Wednesday, November 4, 2015
A Gift a Day Gift Two (and Three): Embroidered Handkerchiefs
This is a gift that will be being given to my husband and son. I embroidered two handkerchiefs with the first letter of our last name and tried to make them decorative but more "male oriented" colors, so they wouldn't be too girly for the men in my life.
I made one handkerchief with a bigger B than the other to show, in my own special way, not only which handkerchief belongs to who, but also to show my love for my husband and little man.
When it comes to embroidery some people will hold a print out of what they want to embroider and put a piece of cloth in front of it at a sunny window and trace the design onto the cloth with a quilting pen or something similar. I can't really call myself "artistically talented" but one thing I can do well is copy by eye what I'm looking at (I call myself a natural forger ;), so I just free hand my embroidery designs onto the cloth with a ball point pen, as lightly as I can so it'll wash out without any problems.
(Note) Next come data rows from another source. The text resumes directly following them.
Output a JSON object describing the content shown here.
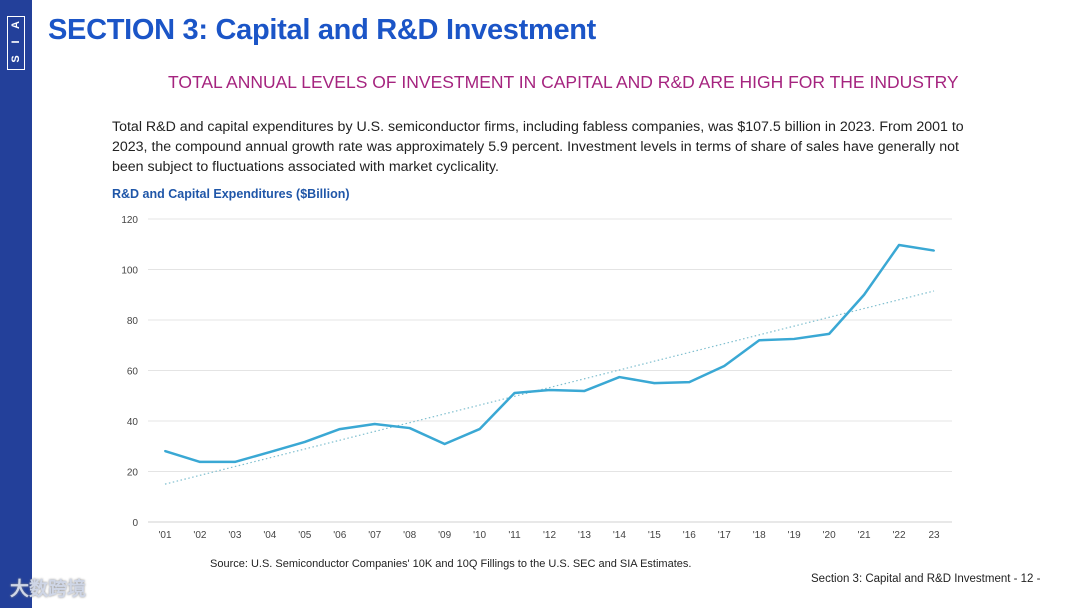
{
  "sidebar": {
    "logo_letters": [
      "A",
      "I",
      "S"
    ]
  },
  "header": {
    "title": "SECTION 3: Capital and R&D Investment",
    "subtitle": "TOTAL ANNUAL LEVELS OF INVESTMENT IN CAPITAL AND R&D ARE HIGH FOR THE INDUSTRY"
  },
  "body": {
    "paragraph": "Total R&D and capital expenditures by U.S. semiconductor firms, including fabless companies, was $107.5 billion in 2023. From 2001 to 2023, the compound annual growth rate was approximately 5.9 percent. Investment levels in terms of share of sales have generally not been subject to fluctuations associated with market cyclicality."
  },
  "chart_data": {
    "type": "line",
    "title": "R&D and Capital Expenditures ($Billion)",
    "xlabel": "",
    "ylabel": "",
    "ylim": [
      0,
      120
    ],
    "yticks": [
      0,
      20,
      40,
      60,
      80,
      100,
      120
    ],
    "categories": [
      "'01",
      "'02",
      "'03",
      "'04",
      "'05",
      "'06",
      "'07",
      "'08",
      "'09",
      "'10",
      "'11",
      "'12",
      "'13",
      "'14",
      "'15",
      "'16",
      "'17",
      "'18",
      "'19",
      "'20",
      "'21",
      "'22",
      "23"
    ],
    "series": [
      {
        "name": "R&D and Capital Expenditures",
        "color": "#3aa8d4",
        "values": [
          28.1,
          23.8,
          23.8,
          27.7,
          31.7,
          36.8,
          38.8,
          37.2,
          30.9,
          36.8,
          51.1,
          52.3,
          51.9,
          57.4,
          55.0,
          55.4,
          61.8,
          72.0,
          72.5,
          74.5,
          90.0,
          109.7,
          107.5
        ]
      },
      {
        "name": "Trend",
        "style": "dotted",
        "color": "#7fbfcf",
        "values_endpoints": [
          15.0,
          91.5
        ]
      }
    ],
    "grid": true
  },
  "source": "Source: U.S. Semiconductor Companies' 10K and 10Q Fillings to the U.S. SEC and SIA Estimates.",
  "footer": "Section 3: Capital and R&D Investment  - 12 -",
  "watermark": "大数跨境"
}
Also, you can note above the difference between DMC embroidery floss and the "other guys". I got the embroidery floss for my husband's handkerchief as part of a big batch of embroidery floss from the used stores. My son's I went and matched the colors as closely as I could using DMC floss. The DMC floss didn't shrink at all. My husband's handkerchief I washed in cold water by hand and the floss shrank, so I have been working on reducing the wrinkled appearance of the embroidery. Annoying, but not much to be done about it (the darker parts of the handkerchief that has wrinkles is where I wet the fabric down pressing it to try and get the wrinkles to be less obtrusive).
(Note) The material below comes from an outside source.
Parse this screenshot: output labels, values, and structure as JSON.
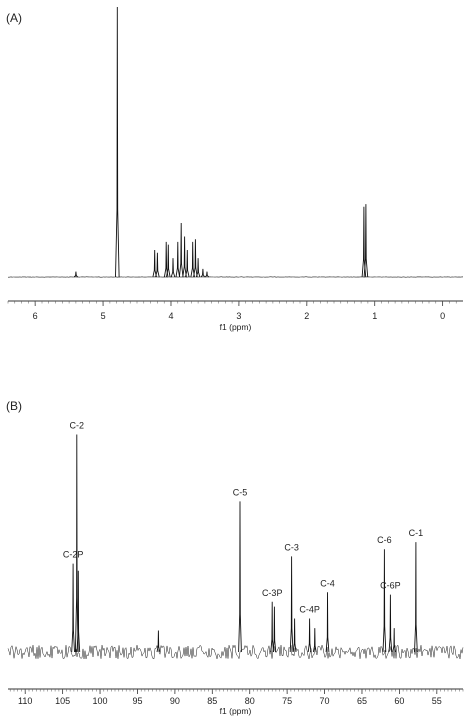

I got the design for the letter B from HERE and like I said I just free handed it onto the handkerchiefs.
I outlined the B's with stem stitch and then filled the letters in with varying lengths of satin stitch.
If you are just beginning in embroidery, don't worry about filling in your work. Work on getting stem stitch down and just outlining the letters and such to make them pretty. Trust me, stem stitch isn't hard and to stop your work from puckering, use good embroidery floss (exhibit A above) and get yourself a good embroidery hoop to hold the work tight and you're good to go.
For a quick visual on what some basic embroidery stitches are you can check some of them out HERE.
For the handkerchief's themselves I used some blue fabric scrap that I had and cut two squares that were 9x9 inches (when done they were 8" squares as I added 1/2 an inch on each side for a seam allowance). I then did a double folded quarter inch hem seam on the sides (fold the fabric 1/4 inch over and then again, to hide any exposed ends within the fold) and stitch as close to the edge as possible.
You can, if you have time and patience, make a really super thin seam around the handkerchief by hand, but since these were going to be handkerchiefs that will be used in regular rotation with other handkerchiefs, I didn't see the point in doing that and went for a more functional tough seam instead.
If you want a more in-depth tutorial for making a handkerchief you can go Here (although they use a 1/2 inch seam allowance instead of my 1/4 inch).
Total Cost to Make Gifts: Nothing as I already had the material.
Total Time to Make Gifts: About 2 hours per handkerchief between cutting them, sewing them and embroidering them with distractions (read kids) in between. Oddly enough I found I'm pretty quick at embroidery.